Consider the building of a pyramid from a collection of boxes. In order for a stack of boxes to look like a pyramid, each stacked box needs to have a smaller footprint than the box beneath it within the stack.

In other words, one box can only be placed on top of another if both its lenght and depth are less than than the box below it. But, the height is of no concern. A taller box can be stacked on top of a shorter one.

Given some collection of n boxes, each of which is specified by the length of its three dimensions, what is the tallest pyramid that can be built?

Step 1: Framing the Problem

Given a box, it can be placed in any of several orientations by rotation. In order to represent this as a DP problem, we want to enumerate the search space. So, in this case, we want to search orientations rather than boxes. So, we enumerate the orientations, in effect, considering each orientation to be a different box. To further simplify the representation, we'll orient the boxes so that the smaller of the two base dimensions is the width. In other words, given a box with dimensions x > y > z, we'll consider orientations:

But not orientations such as:

As presented to us, the boxes are not ordered -- imagine a room with boxes filling the floor. But, in order to consider how to stack the boxes, we'll need to search the space in some order. If we can't do this, it is going to be very hard to make one solution build upon a prior solution. And, remember, that is the name of the game for dynamic programming. So, we need to sort the boxes.

We know that the height of a box does not affect whether or not it can be stacked on top of another box, we might as well be stacking 2-dimensional cardboard squares. So we don't consider the height in the sorting. Instead we consider only the base dimensions.

We want an ordering that will enable us to consider the boxes "in order", deciding at each step whether or not to include a particular box, by considering the pyramid so far, rather than one that contains a box "later" that we could have used "earlier". Such a sorting does not exhibit the "optimal substructure" needed for dynamic programming.

So, we order the boxes in increasing order of the base area. Why does this work? Well, consider two boxes with different base areas. It is impossible for the box with the larger base area to be stacked on top of the box with the smaller base area -- there are only two dimensions, so at least one must be larger than the corresponding dimension of the box with the smaller base area. So, if some box within our sequence can't be placed on top -- no box with a greater area can be placed on top.

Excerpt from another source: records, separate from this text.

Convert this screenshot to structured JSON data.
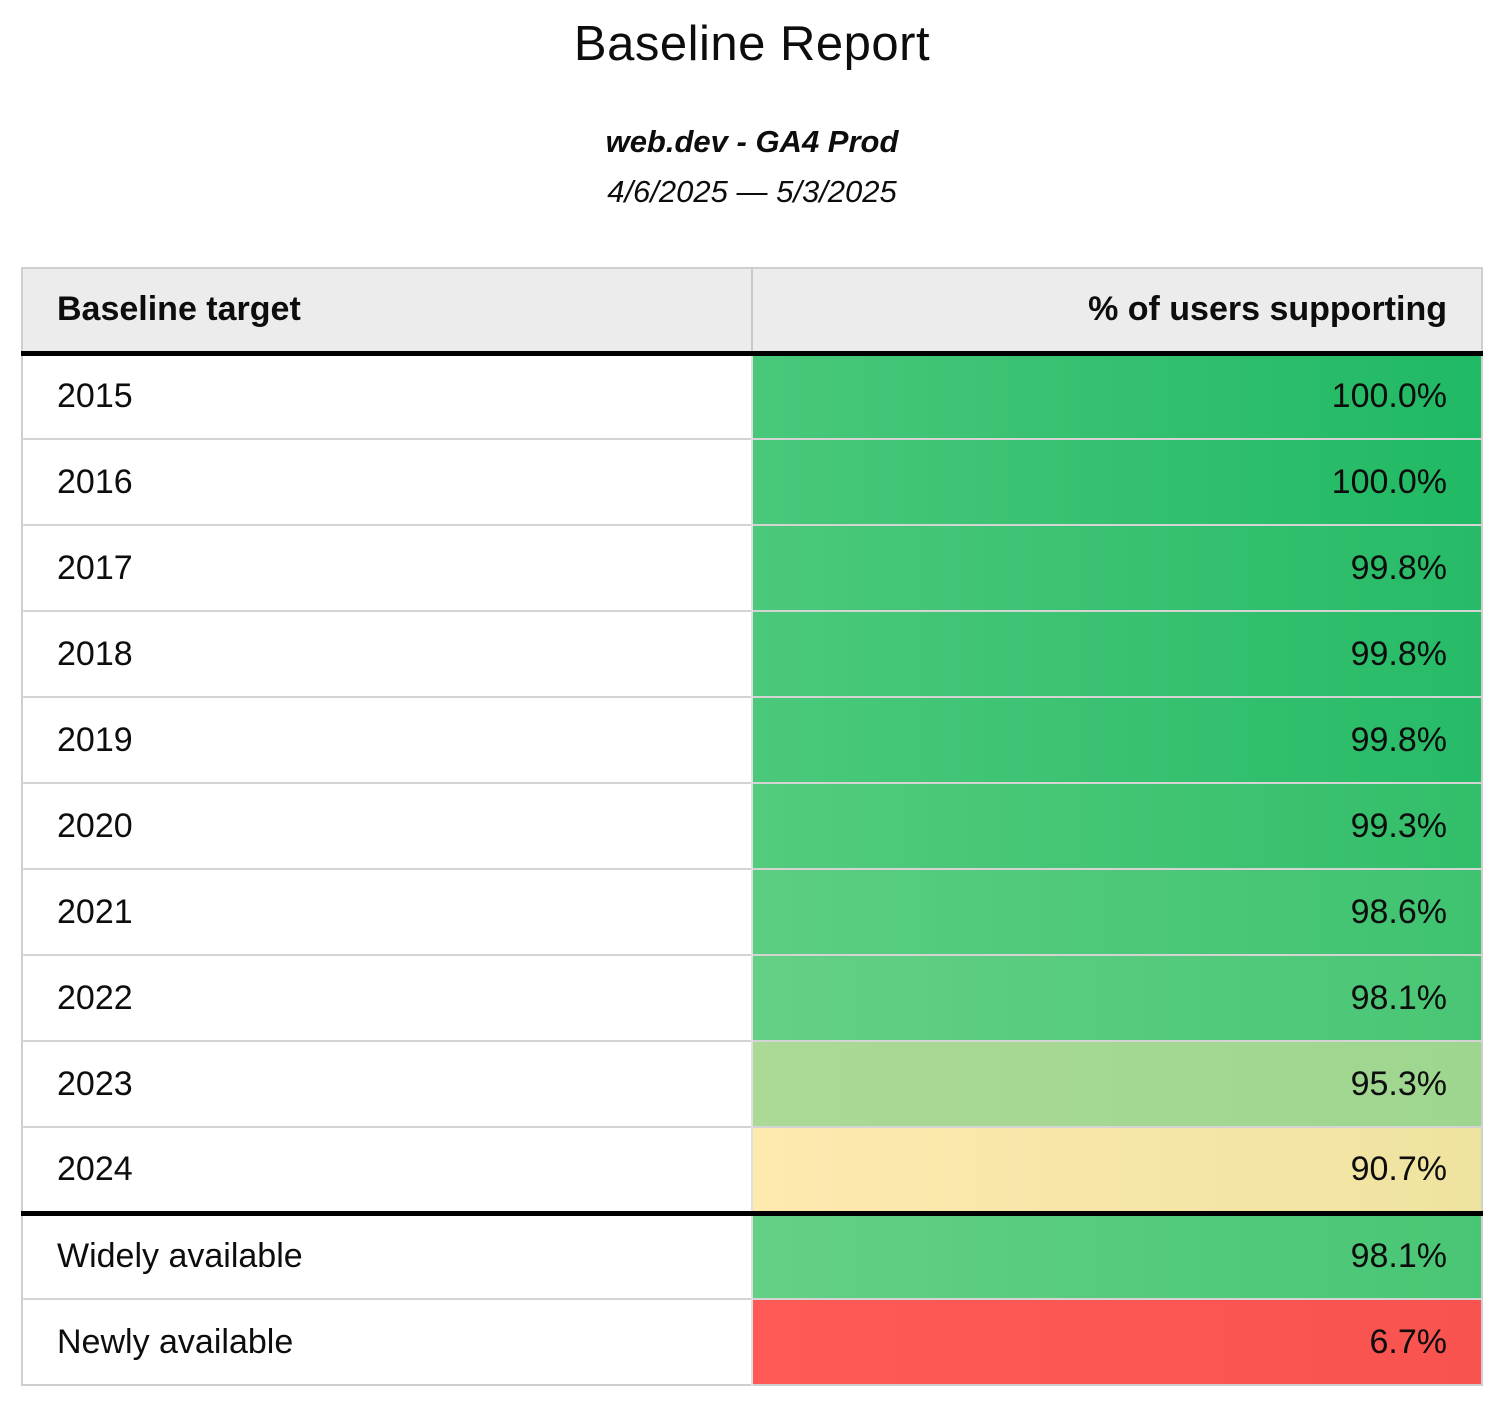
{
  "header": {
    "title": "Baseline Report",
    "subtitle": "web.dev - GA4 Prod",
    "date_range": "4/6/2025 — 5/3/2025"
  },
  "table": {
    "columns": [
      "Baseline target",
      "% of users supporting"
    ],
    "rows": [
      {
        "label": "2015",
        "value": "100.0%",
        "color_left": "#49c87a",
        "color_right": "#20b964"
      },
      {
        "label": "2016",
        "value": "100.0%",
        "color_left": "#49c87a",
        "color_right": "#20b964"
      },
      {
        "label": "2017",
        "value": "99.8%",
        "color_left": "#4bc97b",
        "color_right": "#27bb67"
      },
      {
        "label": "2018",
        "value": "99.8%",
        "color_left": "#4bc97b",
        "color_right": "#27bb67"
      },
      {
        "label": "2019",
        "value": "99.8%",
        "color_left": "#4bc97b",
        "color_right": "#27bb67"
      },
      {
        "label": "2020",
        "value": "99.3%",
        "color_left": "#52cc7d",
        "color_right": "#32be6a"
      },
      {
        "label": "2021",
        "value": "98.6%",
        "color_left": "#5cce81",
        "color_right": "#3fc370"
      },
      {
        "label": "2022",
        "value": "98.1%",
        "color_left": "#64d085",
        "color_right": "#49c675"
      },
      {
        "label": "2023",
        "value": "95.3%",
        "color_left": "#abd996",
        "color_right": "#9ed68f"
      },
      {
        "label": "2024",
        "value": "90.7%",
        "color_left": "#fee9af",
        "color_right": "#efe3a0"
      },
      {
        "label": "Widely available",
        "value": "98.1%",
        "color_left": "#64d085",
        "color_right": "#49c675"
      },
      {
        "label": "Newly available",
        "value": "6.7%",
        "color_left": "#ff5a55",
        "color_right": "#f9534f"
      }
    ]
  },
  "colors": {
    "header_background": "#ececec",
    "divider_black": "#000000",
    "divider_gray": "#d4d4d4",
    "outer_border": "#cfcfcf",
    "text": "#0d0d0d"
  },
  "chart_data": {
    "type": "table",
    "title": "Baseline Report",
    "subtitle": "web.dev - GA4 Prod",
    "date_range": "4/6/2025 — 5/3/2025",
    "columns": [
      "Baseline target",
      "% of users supporting"
    ],
    "categories": [
      "2015",
      "2016",
      "2017",
      "2018",
      "2019",
      "2020",
      "2021",
      "2022",
      "2023",
      "2024",
      "Widely available",
      "Newly available"
    ],
    "values": [
      100.0,
      100.0,
      99.8,
      99.8,
      99.8,
      99.3,
      98.6,
      98.1,
      95.3,
      90.7,
      98.1,
      6.7
    ],
    "value_unit": "%",
    "color_scale": "red-yellow-green heatmap on value cells"
  }
}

This ordering is not the only ordering that will work. For exmaple, we could have sorted the boxes by increasing width and broken ties by decreasing length. But, it is simple, easy to understand -- an imposed a valid ordering.

So, now what we have is fairly interesting. We have a sequence of boxes. Notice that word, "sequence". Interesting -- we are looking to stack smaller boxes on top of larger boxes. So, we are, in effect, looking to find a decreasing (non-contiguous) sequence.

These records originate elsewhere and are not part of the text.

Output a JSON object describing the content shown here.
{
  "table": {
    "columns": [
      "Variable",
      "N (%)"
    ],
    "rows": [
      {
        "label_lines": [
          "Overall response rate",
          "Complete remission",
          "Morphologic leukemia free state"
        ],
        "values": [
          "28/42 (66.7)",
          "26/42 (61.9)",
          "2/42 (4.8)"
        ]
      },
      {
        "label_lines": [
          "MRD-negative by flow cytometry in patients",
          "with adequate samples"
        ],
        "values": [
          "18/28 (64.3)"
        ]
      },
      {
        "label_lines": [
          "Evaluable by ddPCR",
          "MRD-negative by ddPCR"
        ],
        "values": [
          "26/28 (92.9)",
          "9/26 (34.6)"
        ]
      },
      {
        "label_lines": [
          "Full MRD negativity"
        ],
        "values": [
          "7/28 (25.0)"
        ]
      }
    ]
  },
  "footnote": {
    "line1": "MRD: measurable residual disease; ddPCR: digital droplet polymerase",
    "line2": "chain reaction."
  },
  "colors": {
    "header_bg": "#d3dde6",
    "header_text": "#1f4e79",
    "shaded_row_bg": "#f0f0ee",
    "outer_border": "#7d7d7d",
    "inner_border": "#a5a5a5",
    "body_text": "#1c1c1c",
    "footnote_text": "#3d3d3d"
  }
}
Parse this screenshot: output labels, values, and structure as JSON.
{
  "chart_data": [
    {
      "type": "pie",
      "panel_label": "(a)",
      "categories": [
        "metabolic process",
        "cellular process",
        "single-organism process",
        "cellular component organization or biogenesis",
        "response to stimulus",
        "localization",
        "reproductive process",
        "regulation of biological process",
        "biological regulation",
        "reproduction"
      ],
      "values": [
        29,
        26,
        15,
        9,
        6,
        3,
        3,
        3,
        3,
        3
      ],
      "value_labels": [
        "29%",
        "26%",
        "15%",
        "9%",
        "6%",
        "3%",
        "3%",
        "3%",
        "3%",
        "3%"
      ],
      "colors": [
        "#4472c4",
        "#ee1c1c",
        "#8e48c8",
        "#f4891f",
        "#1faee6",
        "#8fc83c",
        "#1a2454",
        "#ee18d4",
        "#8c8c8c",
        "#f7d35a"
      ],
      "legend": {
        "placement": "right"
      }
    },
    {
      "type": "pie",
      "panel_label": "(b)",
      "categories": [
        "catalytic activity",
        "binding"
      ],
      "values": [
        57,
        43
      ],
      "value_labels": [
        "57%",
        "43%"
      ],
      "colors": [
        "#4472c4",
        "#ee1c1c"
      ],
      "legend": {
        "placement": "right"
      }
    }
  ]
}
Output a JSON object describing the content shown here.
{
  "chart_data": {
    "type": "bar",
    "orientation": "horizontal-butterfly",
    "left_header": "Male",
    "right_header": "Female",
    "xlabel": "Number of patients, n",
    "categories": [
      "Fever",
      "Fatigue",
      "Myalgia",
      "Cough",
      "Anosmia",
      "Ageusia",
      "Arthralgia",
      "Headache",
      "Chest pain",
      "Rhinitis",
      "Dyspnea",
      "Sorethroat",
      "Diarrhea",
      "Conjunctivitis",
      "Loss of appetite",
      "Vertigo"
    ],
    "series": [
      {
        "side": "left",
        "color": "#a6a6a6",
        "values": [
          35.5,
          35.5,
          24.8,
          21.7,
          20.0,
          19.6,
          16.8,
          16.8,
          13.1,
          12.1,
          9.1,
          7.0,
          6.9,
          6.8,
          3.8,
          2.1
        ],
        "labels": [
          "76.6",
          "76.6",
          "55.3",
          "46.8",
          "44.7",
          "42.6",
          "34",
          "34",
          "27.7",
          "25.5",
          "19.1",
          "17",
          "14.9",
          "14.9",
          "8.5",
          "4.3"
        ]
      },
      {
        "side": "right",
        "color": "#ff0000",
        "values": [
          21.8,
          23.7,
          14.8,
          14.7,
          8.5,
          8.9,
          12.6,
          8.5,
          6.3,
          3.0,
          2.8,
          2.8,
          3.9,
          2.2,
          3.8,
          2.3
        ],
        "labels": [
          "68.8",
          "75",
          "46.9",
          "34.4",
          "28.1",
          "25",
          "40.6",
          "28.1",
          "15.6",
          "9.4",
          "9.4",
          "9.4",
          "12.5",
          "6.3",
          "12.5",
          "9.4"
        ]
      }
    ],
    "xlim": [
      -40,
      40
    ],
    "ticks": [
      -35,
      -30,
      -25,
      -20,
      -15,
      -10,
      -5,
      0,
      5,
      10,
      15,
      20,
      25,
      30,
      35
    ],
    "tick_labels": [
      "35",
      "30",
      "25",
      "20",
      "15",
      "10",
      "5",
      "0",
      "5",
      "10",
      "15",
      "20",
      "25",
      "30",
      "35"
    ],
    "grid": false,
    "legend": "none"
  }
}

No great surprise, this problem, properly framed, is similar to the classic "longest increasing subsequence problem" -- only it is decreasing and the boxes are weighted by their height rather than each element of the sequence being worth exactly one.

Step 2: The Recurrence Relation

Given the sequence of boxes, b1...bk, with corresponding heights, h1...hk, ordered as described above, the maximum height of a tower that can be built using boxes 1...i can be modeled as:

H(i) = max (H(i), H(j) + hj), for j=1...(i-1)

Step 3: The Table

Easy enough: The table is a 1D array, with the same number of elements as number of input boxes. Each ith element of the array records the maximum height of the pyramid that can be constructed using a subsequence of boxes from 1...i. Remember, the sequence is sorted as described above.

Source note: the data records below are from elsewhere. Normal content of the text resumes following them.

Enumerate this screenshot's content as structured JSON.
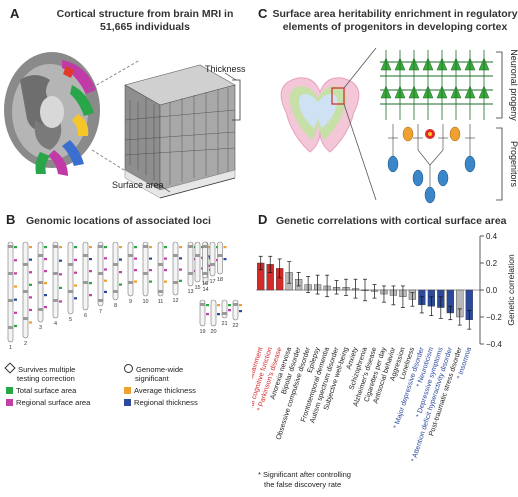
{
  "panels": {
    "A": {
      "letter": "A",
      "title_line1": "Cortical structure from brain MRI in",
      "title_line2": "51,665 individuals",
      "label_thickness": "Thickness",
      "label_surface": "Surface area"
    },
    "B": {
      "letter": "B",
      "title": "Genomic locations of associated loci",
      "chromosomes": [
        "1",
        "2",
        "3",
        "4",
        "5",
        "6",
        "7",
        "8",
        "9",
        "10",
        "11",
        "12",
        "13",
        "14",
        "15",
        "16",
        "17",
        "18",
        "19",
        "20",
        "21",
        "22"
      ],
      "legend": {
        "survives": "Survives multiple testing correction",
        "survives_l1": "Survives multiple",
        "survives_l2": "testing correction",
        "genome_l1": "Genome-wide",
        "genome_l2": "significant",
        "total_sa": "Total surface area",
        "avg_th": "Average thickness",
        "reg_sa": "Regional surface area",
        "reg_th": "Regional thickness"
      },
      "colors": {
        "total_sa": "#27a844",
        "avg_th": "#f0a030",
        "reg_sa": "#c040a8",
        "reg_th": "#2c4a9c"
      }
    },
    "C": {
      "letter": "C",
      "title_line1": "Surface area heritability enrichment in regulatory",
      "title_line2": "elements of progenitors in developing cortex",
      "label_neuronal": "Neuronal progeny",
      "label_progenitors": "Progenitors"
    },
    "D": {
      "letter": "D",
      "title": "Genetic correlations with cortical surface area",
      "axis_label": "Genetic correlation",
      "yticks": [
        "0.4",
        "0.2",
        "0.0",
        "−0.2",
        "−0.4"
      ],
      "footnote_l1": "* Significant after controlling",
      "footnote_l2": "the false discovery rate"
    }
  },
  "chart_data": {
    "type": "bar",
    "ylabel": "Genetic correlation",
    "ylim": [
      -0.4,
      0.4
    ],
    "categories": [
      "Educational attainment",
      "General cognitive function",
      "Parkinson's disease",
      "Anorexia nervosa",
      "Bipolar disorder",
      "Obsessive compulsive disorder",
      "Epilepsy",
      "Frontotemporal dementia",
      "Autism spectrum disorder",
      "Subjective well-being",
      "Anxiety",
      "Schizophrenia",
      "Alzheimer's disease",
      "Cigarettes per day",
      "Antisocial behavior",
      "Aggression",
      "Loneliness",
      "Major depressive disorder",
      "Neuroticism",
      "Depressive symptoms",
      "Attention deficit hyperactivity disorder",
      "Post-traumatic stress disorder",
      "Insomnia"
    ],
    "significant": [
      true,
      true,
      true,
      false,
      false,
      false,
      false,
      false,
      false,
      false,
      false,
      false,
      false,
      false,
      false,
      false,
      false,
      true,
      true,
      true,
      true,
      false,
      true
    ],
    "values": [
      0.2,
      0.19,
      0.16,
      0.13,
      0.08,
      0.04,
      0.04,
      0.03,
      0.02,
      0.02,
      0.01,
      0.0,
      -0.01,
      -0.03,
      -0.04,
      -0.05,
      -0.07,
      -0.11,
      -0.12,
      -0.13,
      -0.17,
      -0.2,
      -0.22
    ],
    "groups": [
      "red",
      "red",
      "red",
      "gray",
      "gray",
      "gray",
      "gray",
      "gray",
      "gray",
      "gray",
      "gray",
      "gray",
      "gray",
      "gray",
      "gray",
      "gray",
      "gray",
      "blue",
      "blue",
      "blue",
      "blue",
      "gray",
      "blue"
    ],
    "colors": {
      "red": "#d42a2a",
      "gray": "#b8b8b8",
      "blue": "#2c4a9c"
    }
  }
}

Step 4: Populate the Table

The table can be populated using nested for loops:

/*
 * h[x] = height of box x
 * c[x] = xth element fo the cost array, e.g. best soln up to x
 * b[x] = base area of box x
 *
 * ...sorted as described above
 */
for (int i=1; i <= n; i++) {
  c[i] = h[i]; //initialize each element to its own height -- seq size=1
  for (int j = 1; j<i; j++) {
    if (b[i] < b[j]) // compare areas to see if they can be stacked
      c[i] = max (c[i], c[j]+ h[j]);
  }
}

return max(c[1...n]);

Step 5: Annotation

What if we want to know the actual optimal solution, rather than just its height? Each time we replace an existing entry, we annote the entry with the new box. Each time we add a new box to the stack on top of an old box, ratehr than in place of an old box, we annote the table with a link to the entry for the optimal solution upon which we stacked.